President Trump’s incredibly shrinking G-20 schedule
BUENOS AIRES — Aides boasted this week that President Trump’s plans for the G-20 plans were so packed with back-to-back bilateral meetings with world leaders that the trip was “full to overflowing.”
But before the president even touched down here Thursday, the schedule was drying up.
A highly anticipated sit-down with Russian President Vladimir Putin was scrapped by Trump minutes after Air Force One took off for Argentina, citing regional tensions with Ukraine.
Two formal meetings with South Korean President Moon Jae-in and Turkish President Recep Tayyip Erdogan were reduced to pull-asides.
And a travel snafu for German Chancellor Angela Merkel cast doubt on whether she would make it in time for a private meeting with the president.
Originally, Trump was set to meet with about half of the attendees at the G-20. The sudden change raises questions about what could be added to the trip.
There are no current plans for Trump to have extended talks with Saudi Crown Prince Mohammed bin Salman in the next few days but a brief interaction is all but inevitable.
The same is true for a potential handshake or chat with Putin, which is common at these kind of events.

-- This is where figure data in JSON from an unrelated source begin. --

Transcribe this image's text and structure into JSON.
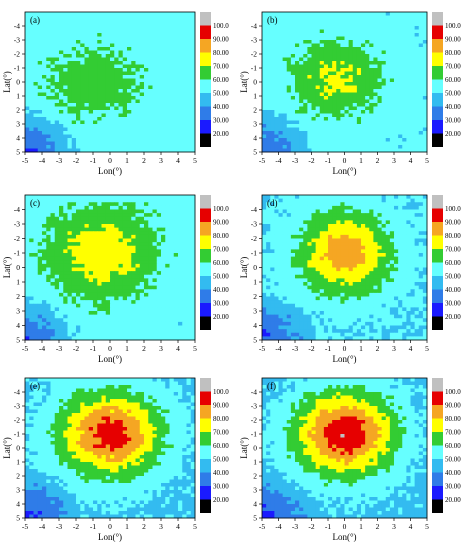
{
  "chart_data": [
    {
      "type": "heatmap",
      "panel_label": "(a)",
      "xlabel": "Lon(°)",
      "ylabel": "Lat(°)",
      "x_ticks": [
        "-5",
        "-4",
        "-3",
        "-2",
        "-1",
        "0",
        "1",
        "2",
        "3",
        "4",
        "5"
      ],
      "y_ticks": [
        "-4",
        "-3",
        "-2",
        "-1",
        "0",
        "1",
        "2",
        "3",
        "4",
        "5"
      ],
      "xlim": [
        -5,
        5
      ],
      "ylim": [
        -5,
        5
      ],
      "colorbar": {
        "levels": [
          "20.00",
          "30.00",
          "40.00",
          "50.00",
          "60.00",
          "70.00",
          "80.00",
          "90.00",
          "100.0"
        ]
      },
      "centers": [
        {
          "lon": -1,
          "lat": 0,
          "peak": 66
        }
      ],
      "bg": 54,
      "spread": 3.2,
      "corner_low": 26
    },
    {
      "type": "heatmap",
      "panel_label": "(b)",
      "xlabel": "Lon(°)",
      "ylabel": "Lat(°)",
      "x_ticks": [
        "-5",
        "-4",
        "-3",
        "-2",
        "-1",
        "0",
        "1",
        "2",
        "3",
        "4",
        "5"
      ],
      "y_ticks": [
        "-4",
        "-3",
        "-2",
        "-1",
        "0",
        "1",
        "2",
        "3",
        "4",
        "5"
      ],
      "xlim": [
        -5,
        5
      ],
      "ylim": [
        -5,
        5
      ],
      "colorbar": {
        "levels": [
          "20.00",
          "30.00",
          "40.00",
          "50.00",
          "60.00",
          "70.00",
          "80.00",
          "90.00",
          "100.0"
        ]
      },
      "centers": [
        {
          "lon": -0.5,
          "lat": -0.3,
          "peak": 73
        }
      ],
      "bg": 53,
      "spread": 3.0,
      "corner_low": 30
    },
    {
      "type": "heatmap",
      "panel_label": "(c)",
      "xlabel": "Lon(°)",
      "ylabel": "Lat(°)",
      "x_ticks": [
        "-5",
        "-4",
        "-3",
        "-2",
        "-1",
        "0",
        "1",
        "2",
        "3",
        "4",
        "5"
      ],
      "y_ticks": [
        "-4",
        "-3",
        "-2",
        "-1",
        "0",
        "1",
        "2",
        "3",
        "4",
        "5"
      ],
      "xlim": [
        -5,
        5
      ],
      "ylim": [
        -5,
        5
      ],
      "colorbar": {
        "levels": [
          "20.00",
          "30.00",
          "40.00",
          "50.00",
          "60.00",
          "70.00",
          "80.00",
          "90.00",
          "100.0"
        ]
      },
      "centers": [
        {
          "lon": -0.5,
          "lat": -1,
          "peak": 77
        }
      ],
      "bg": 53,
      "spread": 3.6,
      "corner_low": 28
    },
    {
      "type": "heatmap",
      "panel_label": "(d)",
      "xlabel": "Lon(°)",
      "ylabel": "Lat(°)",
      "x_ticks": [
        "-5",
        "-4",
        "-3",
        "-2",
        "-1",
        "0",
        "1",
        "2",
        "3",
        "4",
        "5"
      ],
      "y_ticks": [
        "-4",
        "-3",
        "-2",
        "-1",
        "0",
        "1",
        "2",
        "3",
        "4",
        "5"
      ],
      "xlim": [
        -5,
        5
      ],
      "ylim": [
        -5,
        5
      ],
      "colorbar": {
        "levels": [
          "20.00",
          "30.00",
          "40.00",
          "50.00",
          "60.00",
          "70.00",
          "80.00",
          "90.00",
          "100.0"
        ]
      },
      "centers": [
        {
          "lon": 0,
          "lat": -1,
          "peak": 86
        }
      ],
      "bg": 50,
      "spread": 3.1,
      "corner_low": 28
    },
    {
      "type": "heatmap",
      "panel_label": "(e)",
      "xlabel": "Lon(°)",
      "ylabel": "Lat(°)",
      "x_ticks": [
        "-5",
        "-4",
        "-3",
        "-2",
        "-1",
        "0",
        "1",
        "2",
        "3",
        "4",
        "5"
      ],
      "y_ticks": [
        "-4",
        "-3",
        "-2",
        "-1",
        "0",
        "1",
        "2",
        "3",
        "4",
        "5"
      ],
      "xlim": [
        -5,
        5
      ],
      "ylim": [
        -5,
        5
      ],
      "colorbar": {
        "levels": [
          "20.00",
          "30.00",
          "40.00",
          "50.00",
          "60.00",
          "70.00",
          "80.00",
          "90.00",
          "100.0"
        ]
      },
      "centers": [
        {
          "lon": 0,
          "lat": -1,
          "peak": 96
        }
      ],
      "bg": 48,
      "spread": 3.3,
      "corner_low": 26
    },
    {
      "type": "heatmap",
      "panel_label": "(f)",
      "xlabel": "Lon(°)",
      "ylabel": "Lat(°)",
      "x_ticks": [
        "-5",
        "-4",
        "-3",
        "-2",
        "-1",
        "0",
        "1",
        "2",
        "3",
        "4",
        "5"
      ],
      "y_ticks": [
        "-4",
        "-3",
        "-2",
        "-1",
        "0",
        "1",
        "2",
        "3",
        "4",
        "5"
      ],
      "xlim": [
        -5,
        5
      ],
      "ylim": [
        -5,
        5
      ],
      "colorbar": {
        "levels": [
          "20.00",
          "30.00",
          "40.00",
          "50.00",
          "60.00",
          "70.00",
          "80.00",
          "90.00",
          "100.0"
        ]
      },
      "centers": [
        {
          "lon": 0,
          "lat": -1,
          "peak": 98
        }
      ],
      "bg": 47,
      "spread": 3.4,
      "corner_low": 25
    }
  ],
  "palette": {
    "below20": "#000000",
    "20-30": "#1a1aff",
    "30-40": "#2f7ce8",
    "40-50": "#33bbf0",
    "50-60": "#66ffff",
    "60-70": "#33cc33",
    "70-80": "#ffff00",
    "80-90": "#f5a623",
    "90-100": "#e60000",
    "above100": "#c0c0c0"
  }
}
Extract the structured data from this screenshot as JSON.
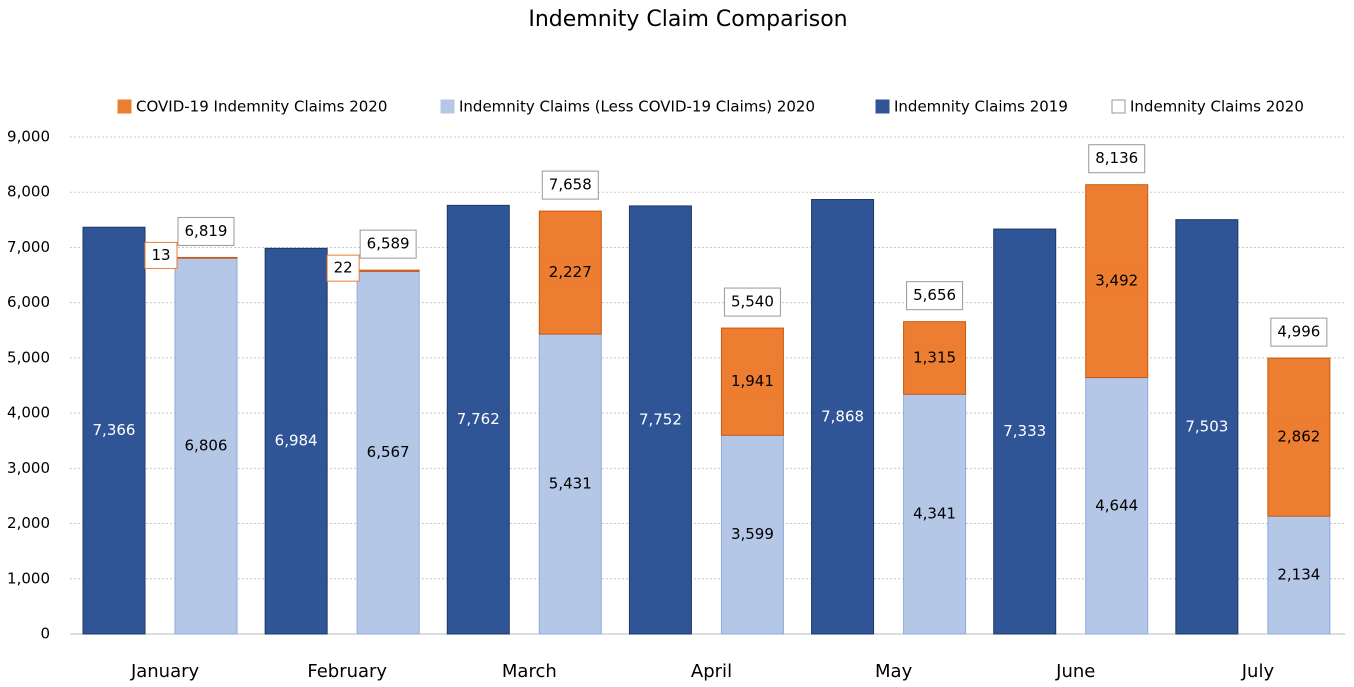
{
  "chart_data": {
    "type": "bar",
    "title": "Indemnity Claim Comparison",
    "categories": [
      "January",
      "February",
      "March",
      "April",
      "May",
      "June",
      "July"
    ],
    "series": [
      {
        "name": "COVID-19 Indemnity Claims 2020",
        "color": "#ed7d31",
        "stack": "2020",
        "values": [
          13,
          22,
          2227,
          1941,
          1315,
          3492,
          2862
        ],
        "value_labels": [
          "13",
          "22",
          "2,227",
          "1,941",
          "1,315",
          "3,492",
          "2,862"
        ]
      },
      {
        "name": "Indemnity Claims (Less COVID-19 Claims) 2020",
        "color": "#b4c7e7",
        "stack": "2020",
        "values": [
          6806,
          6567,
          5431,
          3599,
          4341,
          4644,
          2134
        ],
        "value_labels": [
          "6,806",
          "6,567",
          "5,431",
          "3,599",
          "4,341",
          "4,644",
          "2,134"
        ]
      },
      {
        "name": "Indemnity Claims 2019",
        "color": "#2f5597",
        "stack": "2019",
        "values": [
          7366,
          6984,
          7762,
          7752,
          7868,
          7333,
          7503
        ],
        "value_labels": [
          "7,366",
          "6,984",
          "7,762",
          "7,752",
          "7,868",
          "7,333",
          "7,503"
        ]
      },
      {
        "name": "Indemnity Claims 2020",
        "color": "#ffffff",
        "stack": "total",
        "values": [
          6819,
          6589,
          7658,
          5540,
          5656,
          8136,
          4996
        ],
        "value_labels": [
          "6,819",
          "6,589",
          "7,658",
          "5,540",
          "5,656",
          "8,136",
          "4,996"
        ]
      }
    ],
    "ylim": [
      0,
      9000
    ],
    "yticks": [
      0,
      {
        "value": 1000,
        "label": "1,000"
      },
      {
        "value": 2000,
        "label": "2,000"
      },
      {
        "value": 3000,
        "label": "3,000"
      },
      {
        "value": 4000,
        "label": "4,000"
      },
      {
        "value": 5000,
        "label": "5,000"
      },
      {
        "value": 6000,
        "label": "6,000"
      },
      {
        "value": 7000,
        "label": "7,000"
      },
      {
        "value": 8000,
        "label": "8,000"
      },
      {
        "value": 9000,
        "label": "9,000"
      }
    ],
    "grid": true,
    "legend": "top"
  }
}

Still, the absence of these two critical meetings — one unplanned and one now canceled — is certain to dominate headlines at the global conference.
Trump, often left isolated on the world stage after spurning his counterparts with an “America first” mentality, will have to confront the gaping holes in the schedule.
First Lady Melania Trump, who has skipped some high-level hob-knobs in the past, has her own program in the Argentine capital and may end up just as busy as her husband.
Less than an hour before abruptly canceling the meeting with Putin, Trump argued it was a “good time” for the two leaders to come together. This comes after the president’s former personal attorney Michael Cohen pleaded guilty to lying to Congress about his involvement with the a potential Trump Tower project in Moscow during the 2016 election.
Separately, the president said he would be willing to meet with the Saudi crown prince here in Buenos Aires and claimed the only reason preventing that was logistical.
“It only wasn't set up. I mean, I would have met with him but we didn't set that one up,” Trump told reporters before leaving Washington Thursday.
The president has scuttled high stakes meetings in the past, including the historic Singapore summit with North Korea’s Kim Jong Un. That, of course, ultimately proceeded as planned.
The meetings still on Trump’s schedule include a face-to-face with Argentinian President Mauricio Macri, a signing ceremony for USMCA with Canadian and Mexican officials, a sit-down with Japanese Prime Minister Shinzo Abe and a working dinner with Chinese President Xi Jinping.